Rovio Denies Knowledge of NSA Access, Angry Birds Website Defaced Anyway 71
Nerval's Lobster writes "Rovio Entertainment, the software company behind Angry Birds, denies that it knowingly shares data with the NSA, Britain's GCHQ, or any other national intelligence agency. But that didn't stop hackers from briefly defacing the Angry Birds website with an NSA logo and the title
'Spying Birds.' Rovio's troubles began with a New York Times article that suggested the NSA and GCHQ had installed backdoors in popular apps such as Angry Birds, allowing the agencies to siphon up enormous amounts of user data. The Times drew its information from government whistleblower Edward Snowden, who has leaked hundreds of pages of top-secret documents related to NSA activities over the past few months. 'The alleged surveillance may be conducted through third party advertising networks used by millions of commercial web sites and mobile applications across all industries,' Rovio wrote in a statement on its website. 'If advertising networks are indeed targeted, it would appear that no Internet-enabled device that visits ad-enabled web sites or uses ad-enabled applications is immune to such surveillance.' The company pledged to evaluate its relationships with those ad networks. The controversy is unlikely to dampen enthusiasm for the Angry Birds franchise, which has enjoyed hundreds of millions of downloads across a multitude of platforms. It could, however, add momentum to continuing discussions about the NSA's reach into peoples' lives."

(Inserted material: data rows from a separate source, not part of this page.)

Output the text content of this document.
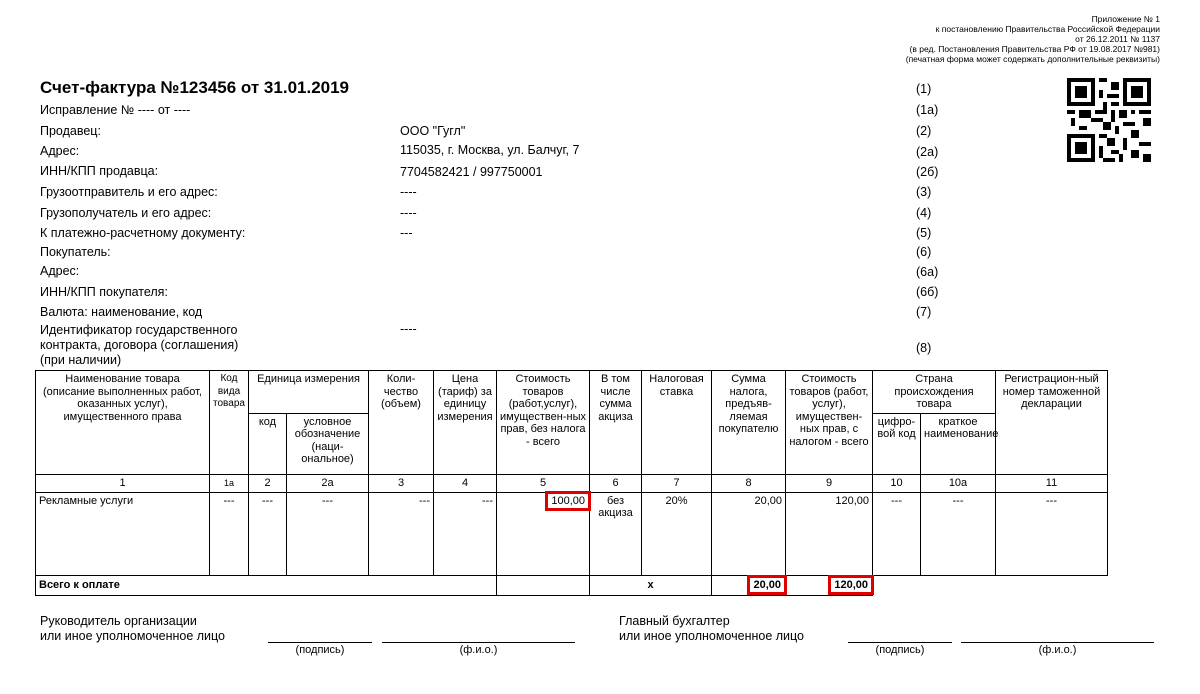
Приложение № 1
к постановлению Правительства Российской Федерации
от 26.12.2011 № 1137
(в ред. Постановления Правительства РФ от 19.08.2017 №981)
(печатная форма может содержать дополнительные реквизиты)
Счет-фактура №123456 от 31.01.2019	(1)
Исправление № ---- от ----	(1а)
Продавец:	ООО "Гугл"	(2)
Адрес:	115035, г. Москва, ул. Балчуг, 7	(2а)
ИНН/КПП продавца:	7704582421 / 997750001	(2б)
Грузоотправитель и его адрес:	----	(3)
Грузополучатель и его адрес:	----	(4)
К платежно-расчетному документу:	---	(5)
Покупатель:	(6)
Адрес:	(6а)
ИНН/КПП покупателя:	(6б)
Валюта: наименование, код	(7)
Идентификатор государственного
контракта, договора (соглашения)
(при наличии)
----
(8)
Наименование товара (описание выполненных работ, оказанных услуг), имущественного права	Код вида товара	Единица измерения		Коли-чество (объем)	Цена (тариф) за единицу измерения	Стоимость товаров (работ,услуг), имуществен-ных прав, без налога - всего	В том числе сумма акциза	Налоговая ставка	Сумма налога, предъяв-ляемая покупателю	Стоимость товаров (работ, услуг), имуществен-ных прав, с налогом - всего	Страна происхождения товара		Регистрацион-ный номер таможенной декларации
		код	условное обозначение (наци-ональное)								цифро-вой код	краткое наименование	
1	1а	2	2а	3	4	5	6	7	8	9	10	10а	11
Рекламные услуги	---	---	---	---	---	100,00	без акциза	20%	20,00	120,00	---	---	---
Всего к оплате							х		20,00	120,00			
Руководитель организации
или иное уполномоченное лицо
(подпись)	(ф.и.о.)
Главный бухгалтер
или иное уполномоченное лицо
(подпись)	(ф.и.о.)
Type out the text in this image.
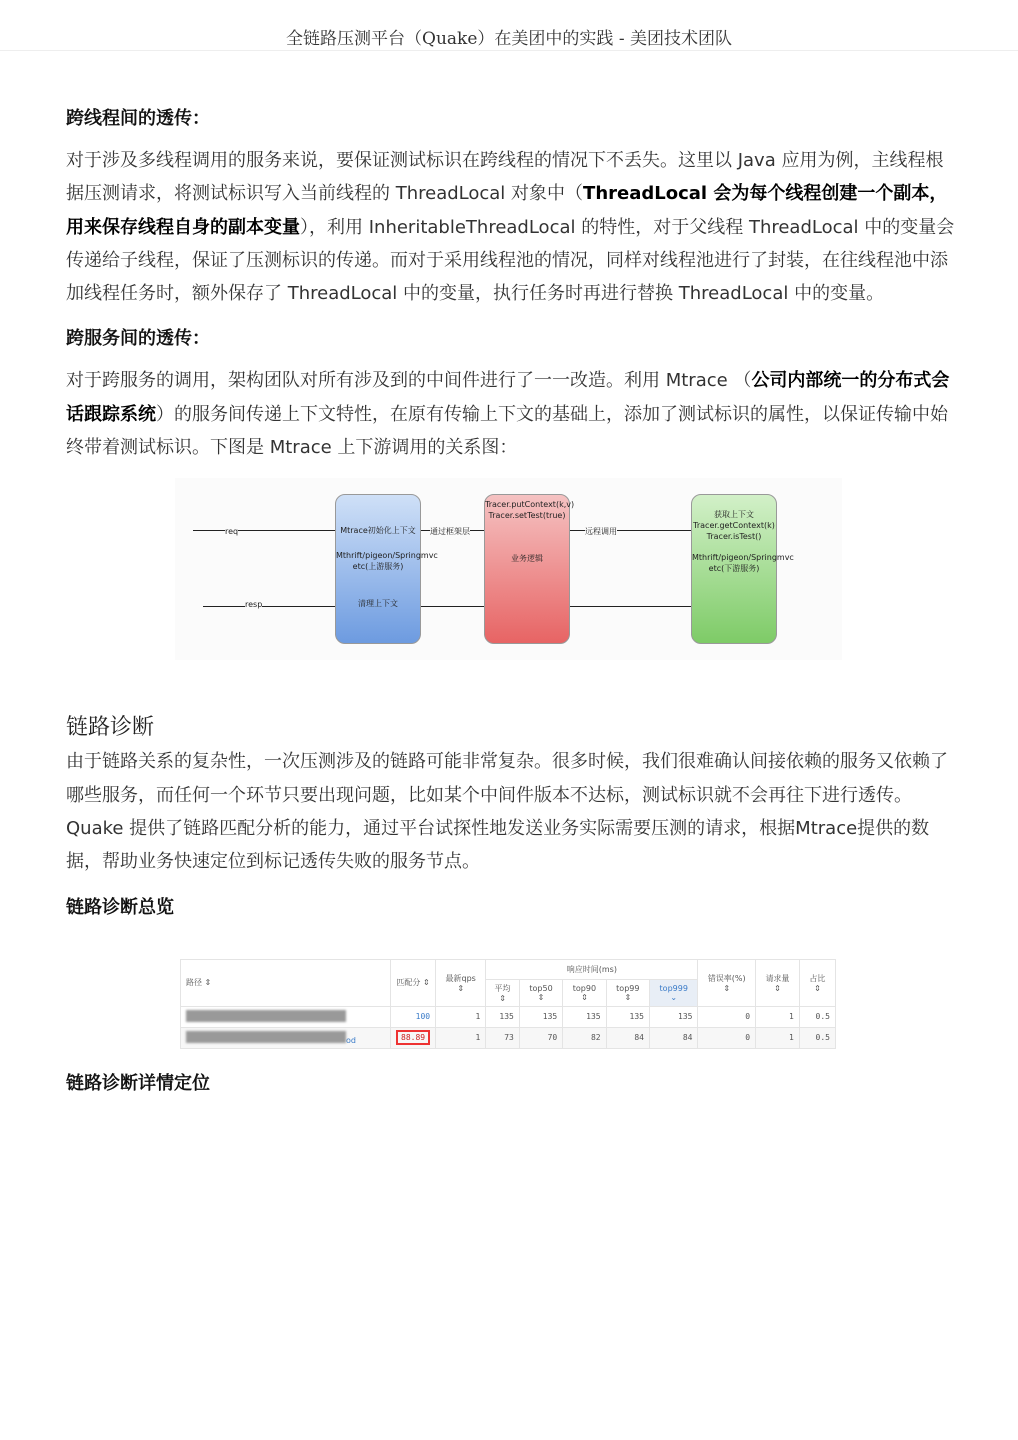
全链路压测平台（Quake）在美团中的实践 - 美团技术团队
跨线程间的透传：

对于涉及多线程调用的服务来说，要保证测试标识在跨线程的情况下不丢失。这里以 Java 应用为例，主线程根据压测请求，将测试标识写入当前线程的 ThreadLocal 对象中（ThreadLocal 会为每个线程创建一个副本，用来保存线程自身的副本变量），利用 InheritableThreadLocal 的特性，对于父线程 ThreadLocal 中的变量会传递给子线程，保证了压测标识的传递。而对于采用线程池的情况，同样对线程池进行了封装，在往线程池中添加线程任务时，额外保存了 ThreadLocal 中的变量，执行任务时再进行替换 ThreadLocal 中的变量。

跨服务间的透传：

对于跨服务的调用，架构团队对所有涉及到的中间件进行了一一改造。利用 Mtrace （公司内部统一的分布式会话跟踪系统）的服务间传递上下文特性，在原有传输上下文的基础上，添加了测试标识的属性，以保证传输中始终带着测试标识。下图是 Mtrace 上下游调用的关系图：

req
resp
通过框架层	远程调用
Mtrace初始化上下文
Mthrift/pigeon/Springmvc etc(上游服务)
清理上下文
Tracer.putContext(k,v) Tracer.setTest(true)
业务逻辑
获取上下文 Tracer.getContext(k) Tracer.isTest()
Mthrift/pigeon/Springmvc etc(下游服务)
链路诊断

由于链路关系的复杂性，一次压测涉及的链路可能非常复杂。很多时候，我们很难确认间接依赖的服务又依赖了哪些服务，而任何一个环节只要出现问题，比如某个中间件版本不达标，测试标识就不会再往下进行透传。Quake 提供了链路匹配分析的能力，通过平台试探性地发送业务实际需要压测的请求，根据Mtrace提供的数据，帮助业务快速定位到标记透传失败的服务节点。

链路诊断总览
路径 ⇕	匹配分 ⇕	最新qps ⇕	响应时间(ms)					错误率(%) ⇕	请求量 ⇕	占比 ⇕
			平均⇕	top50 ⇕	top90 ⇕	top99 ⇕	top999 ⌄			
	100	1	135	135	135	135	135	0	1	0.5
od	88.89	1	73	70	82	84	84	0	1	0.5
链路诊断详情定位
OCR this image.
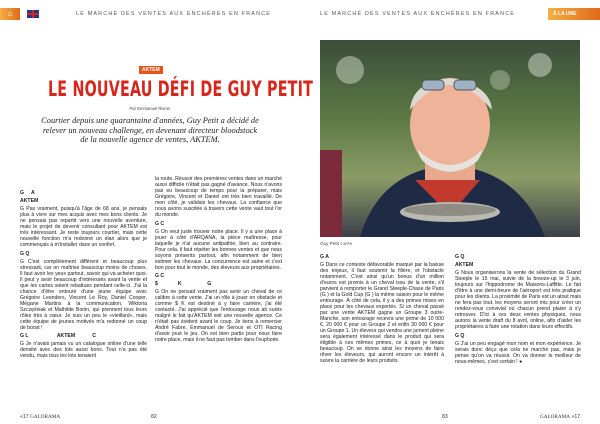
⌂	LE MARCHÉ DES VENTES AUX ENCHÈRES EN FRANCE	LE MARCHÉ DES VENTES AUX ENCHÈRES EN FRANCE	À LA UNE
AKTEM
LE NOUVEAU DÉFI DE GUY PETIT
Par Emmanuel Rivron
Courtier depuis une quarantaine d'années, Guy Petit a décidé de relever un nouveau challenge, en devenant directeur bloodstock de la nouvelle agence de ventes, AKTEM.

G     A

AKTEM

G Pas vraiment, puisqu'à l'âge de 68 ans, je pensais plus à vivre sur mes acquis avec mes bons clients. Je ne pensais pas repartir vers une nouvelle aventure, mais le projet de devenir consultant pour AKTEM est très intéressant. Je reste toujours courtier, mais cette nouvelle fonction m'a redonné un élan alors que je commençais à m'installer dans un confort.

G Q

G C'est complètement différent et beaucoup plus stressant, car on maîtrise beaucoup moins de choses. Il faut avoir les yeux partout, savoir qui va acheter quoi. Il peut y avoir beaucoup d'intéressés avant la vente et que les cartes soient rebattues pendant celle-ci. J'ai la chance d'être entouré d'une jeune équipe avec Grégoire Leenders, Vincent Le Roy, Daniel Cooper, Mégane Martins à la communication, Wiktoria Szczęśniak et Mathilde Bonin, qui prennent tous leurs rôles très à cœur. Je suis un peu le «vieillard», mais cette équipe de jeunes motivés m'a redonné un coup de boost !

G L                    AKTEM            C

G Je n'avais jamais vu un catalogue online d'une telle densité avec des lots aussi bons. Tout n'a pas été vendu, mais tous les lots tenaient

la route. Réussir des premières ventes dans un marché aussi difficile n'était pas gagné d'avance. Nous n'avons pas eu beaucoup de temps pour la préparer, mais Grégoire, Vincent et Daniel ont très bien travaillé. De mon côté, je validais les chevaux. La confiance que nous avons suscitée à travers cette vente vaut tout l'or du monde.

G C

G On veut juste trouver notre place. Il y a une place à jouer à côté d'ARQANA, la pièce maîtresse, pour laquelle je n'ai aucune antipathie, bien au contraire. Pour cela, il faut répéter les bonnes ventes et que nous soyons présents partout, afin notamment de bien estimer les chevaux. La concurrence est saine et c'est bon pour tout le monde, des éleveurs aux propriétaires.

G C

$              K                  G

G On ne pensait vraiment pas avoir un cheval de ce calibre à cette vente. J'ai un rôle à jouer en obstacle et comme $ K est destiné à y faire carrière, j'ai été contacté. J'ai apprécié que l'entourage nous ait suivis malgré le fait qu'AKTEM soit une nouvelle agence. Ce n'était pas évident avant le coup. Je tiens à remercier André Fabre, Emmanuel de Seroux et OTI Racing d'avoir joué le jeu. On est bien partis pour nous faire notre place, mais il ne faut pas tomber dans l'euphorie.

G A

G Dans ce contexte défavorable marqué par la baisse des enjeux, il faut soutenir la filière, et l'obstacle notamment. C'est ainsi qu'un bonus d'un million d'euros est promis à un cheval issu de la vente, s'il parvient à remporter le Grand Steeple-Chase de Paris (G ) et la Gold Cup (G ) la même saison pour le même entourage. À côté de cela, il y a des primes mises en place pour les chevaux exportés. Si un cheval passé par une vente AKTEM gagne un Groupe 3 outre-Manche, son entourage recevra une prime de 10 000 €, 20 000 € pour un Groupe 2 et enfin 30 000 € pour un Groupe 1. Un éleveur qui vendra une jument pleine sera également intéressé dans le produit qui sera éligible à ces mêmes primes, ce à quoi je tenais beaucoup. On se donne ainsi les moyens de faire rêver les éleveurs, qui auront encore un intérêt à suivre la carrière de leurs produits.

G Q

AKTEM

G Nous organiserons la vente de sélection du Grand Steeple le 15 mai, suivie de la breeze-up le 3 juin, toujours sur l'hippodrome de Maisons-Laffitte. Le fait d'être à une demi-heure de l'aéroport est très pratique pour les clients. La proximité de Paris est un atout mais ne fera pas tout, les moyens seront mis pour créer un rendez-vous convivial où chacun prend plaisir à s'y retrouver. D'ici à ces deux ventes physiques, nous aurons la vente draft du 8 avril, online, afin d'aider les propriétaires à faire une rotation dans leurs effectifs.

G Q

G J'ai un peu engagé mon nom et mon expérience. Je serais donc déçu que cela ne marche pas, mais je pense qu'on va réussir. On va donner le meilleur de nous-mêmes, c'est certain ! ●

Guy Petit © APRH
«17 GALORAMA	82	83	GALORAMA «17
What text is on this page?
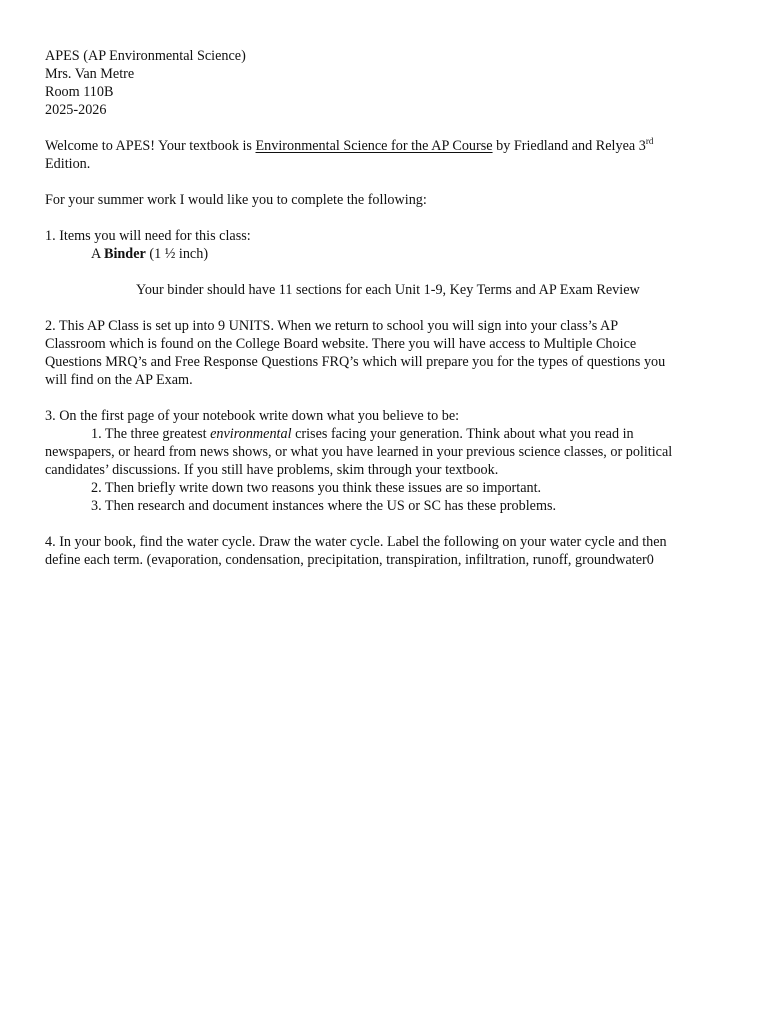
APES (AP Environmental Science)
Mrs. Van Metre
Room 110B
2025-2026
Welcome to APES! Your textbook is Environmental Science for the AP Course by Friedland and Relyea 3rd
Edition.
For your summer work I would like you to complete the following:
1. Items you will need for this class:
A Binder (1 ½ inch)
Your binder should have 11 sections for each Unit 1-9, Key Terms and AP Exam Review
2. This AP Class is set up into 9 UNITS. When we return to school you will sign into your class’s AP
Classroom which is found on the College Board website. There you will have access to Multiple Choice
Questions MRQ’s and Free Response Questions FRQ’s which will prepare you for the types of questions you
will find on the AP Exam.
3. On the first page of your notebook write down what you believe to be:
1. The three greatest environmental crises facing your generation. Think about what you read in
newspapers, or heard from news shows, or what you have learned in your previous science classes, or political
candidates’ discussions. If you still have problems, skim through your textbook.
2. Then briefly write down two reasons you think these issues are so important.
3. Then research and document instances where the US or SC has these problems.
4. In your book, find the water cycle. Draw the water cycle. Label the following on your water cycle and then
define each term. (evaporation, condensation, precipitation, transpiration, infiltration, runoff, groundwater0
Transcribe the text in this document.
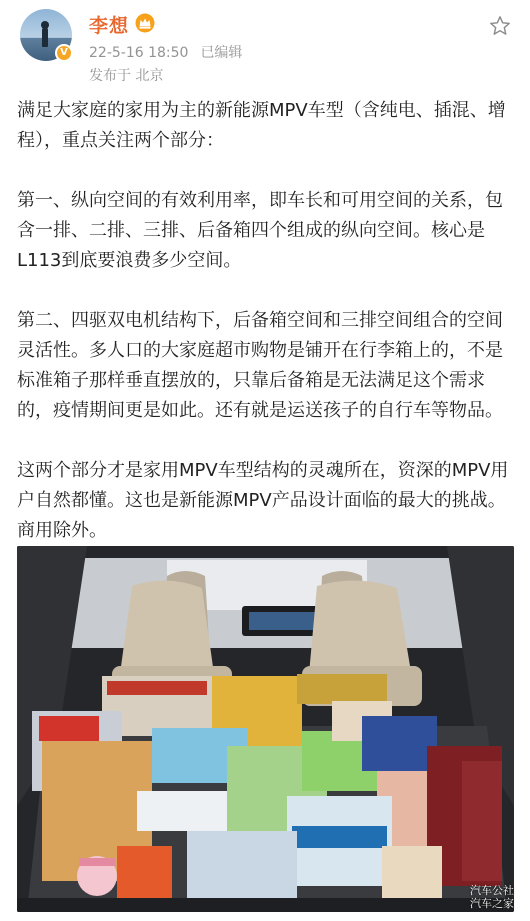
V
李想
22-5-16 18:50 已编辑
发布于 北京

满足大家庭的家用为主的新能源MPV车型（含纯电、插混、增程），重点关注两个部分：

第一、纵向空间的有效利用率，即车长和可用空间的关系，包含一排、二排、三排、后备箱四个组成的纵向空间。核心是L113到底要浪费多少空间。

第二、四驱双电机结构下，后备箱空间和三排空间组合的空间灵活性。多人口的大家庭超市购物是铺开在行李箱上的，不是标准箱子那样垂直摆放的，只靠后备箱是无法满足这个需求的，疫情期间更是如此。还有就是运送孩子的自行车等物品。

这两个部分才是家用MPV车型结构的灵魂所在，资深的MPV用户自然都懂。这也是新能源MPV产品设计面临的最大的挑战。商用除外。

汽车公社
汽车之家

Liar, liar pants on fire! (Score:4, Insightful)
Companies like Google, Microsoft, Rovio Entertainment, Facebook, and others remind me of that Clapper idiot.
Vigilantism Hackers (Score:5, Insightful)
It always bothers me when I see comments like "But that didn't stop hackers from briefly defacing the Angry Birds website with an NSA logo and the title 'Spying Birds.' ".
Did they install the backdoor software knowingly? Does it even have it, or is Snowden's reports wrong? Do they deserve some level of punishment at all? These hackers do not know, but they take some comment from the NYT and use that as justification to target someone for punishment. This is the exact reason we have a legal system and outlaw vigilantism; while our legal system is annoyingly frustrating, this kind of vigilante anarchy is not better.
Re:Liar, liar pants on fire! (Score:5, Insightful)
Well, there are numerous parties we can blame here. Certainly the NSA, but what about the advertising companies? They build leaky software, and they make their money by harvesting information you don't know you're sending or don't wish to be sending to them anyway.
Shouldn't these fly by night outfits that serve ads on the internet and trade in your personal information have some responsibility to protect it?
Re:Liar, liar pants on fire! (Score:5, Insightful)
I think if I read the original news articles correctly, you are spot on. NSA did not compromise Angry Birds. They however did spy on the marketing info the program 3rd party advertising returned. This 3rd party info was intercepted. Block all advertising and this may have been a non issue.
Free app.. Supported by 3rd party adverts .. Advert demographics information scrapped on the way back through governemtnt internet checkpoints.
Re:Liar, liar pants on fire! (Score:4, Insightful)
Until Google has a weaponized drone fleet and Microsoft can send you to prison for decades, this corporations-are-as-bad-as-government meme is total horseshit.